The speech therapist can’t make your child talk.
You can lead a horse to water but you can’t make it drink. Similarly, you can (perhaps) make your child go to the toilet but you don’t actually make him use the toilet, do you?
So, what can the speech therapist do?
How do you actually toilet-train your child (since you don’t actually make her use the toilet)?
What parents usually do is to create situations which make it likely that the child will need to use the toilet (e.g. give the child food/liquid). They watch for times when the child actually wants to go, show the child where to go and what to do, and then reinforce the habit (with praise or punishment).
Using the above analogy, the speech therapist aims to show you how to do the same with speech/language training because:
- Parents may deprive their children opportunities to communicate, instead of creating situations which will increase opportunities for communication.

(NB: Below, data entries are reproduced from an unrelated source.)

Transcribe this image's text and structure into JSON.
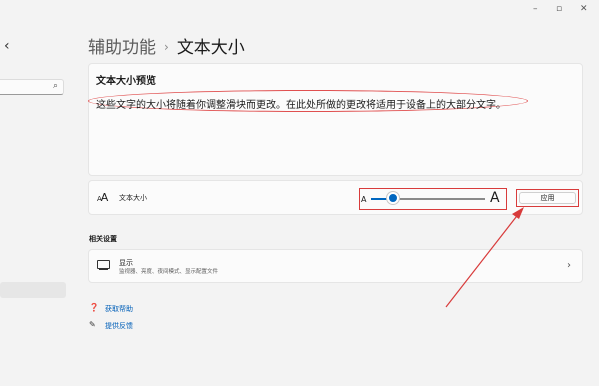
{
  "window": {
    "controls": [
      "–",
      "▫",
      "✕"
    ]
  },
  "sidebar": {
    "search_icon": "⌕",
    "back_glyph": "‹"
  },
  "header": {
    "parent": "辅助功能",
    "separator": "›",
    "title": "文本大小"
  },
  "preview": {
    "title": "文本大小预览",
    "text": "这些文字的大小将随着你调整滑块而更改。在此处所做的更改将适用于设备上的大部分文字。"
  },
  "text_size": {
    "icon_text_small": "A",
    "icon_text_big": "A",
    "label": "文本大小",
    "slider_min_label": "A",
    "slider_max_label": "A",
    "slider_value_fraction": 0.2,
    "apply_label": "应用"
  },
  "related": {
    "heading": "相关设置",
    "display": {
      "title": "显示",
      "subtitle": "监视器、亮度、夜间模式、显示配置文件",
      "chevron": "›"
    }
  },
  "help": {
    "get_help": "获取帮助",
    "feedback": "提供反馈"
  },
  "colors": {
    "accent": "#0067c0",
    "annotation": "#d83b3b",
    "link": "#005fb8"
  }
}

- Parents may not recognize pre-requisites or less mature attempts at communication, instead of recognizing potential learning situations and rewarding present attempts as stepping stones to more mature behaviours.
- Parents may teach their child, but do it at a level that is too difficult for a child, instead of providing the right amount of stimulation at the right level for their child.
- Speech and language come so naturally to adults that parents may not know how to begin at the basics to explain it or teach it.
- Parents may not have enough alternative strategies to be flexible and adaptable to possible setbacks.
Last but not least, parents sometimes hit on the right technique but lack the experience and confidence to be patient and persevere with it long enough to see improvement.
It’s not just what you say that matters; how you say it also affects how much your child learns from your ‘input’ or attempts at teaching. The younger your child is or the more delayed she is, the more you need to bear this in mind.
Your speech therapist will demonstrate and explain the above as applicable to your child.
Please feel free to clarify and discuss with your speech therapist the whys and hows of the way you interact with the child. It can only be to everyone’s benefit, particularly for your child.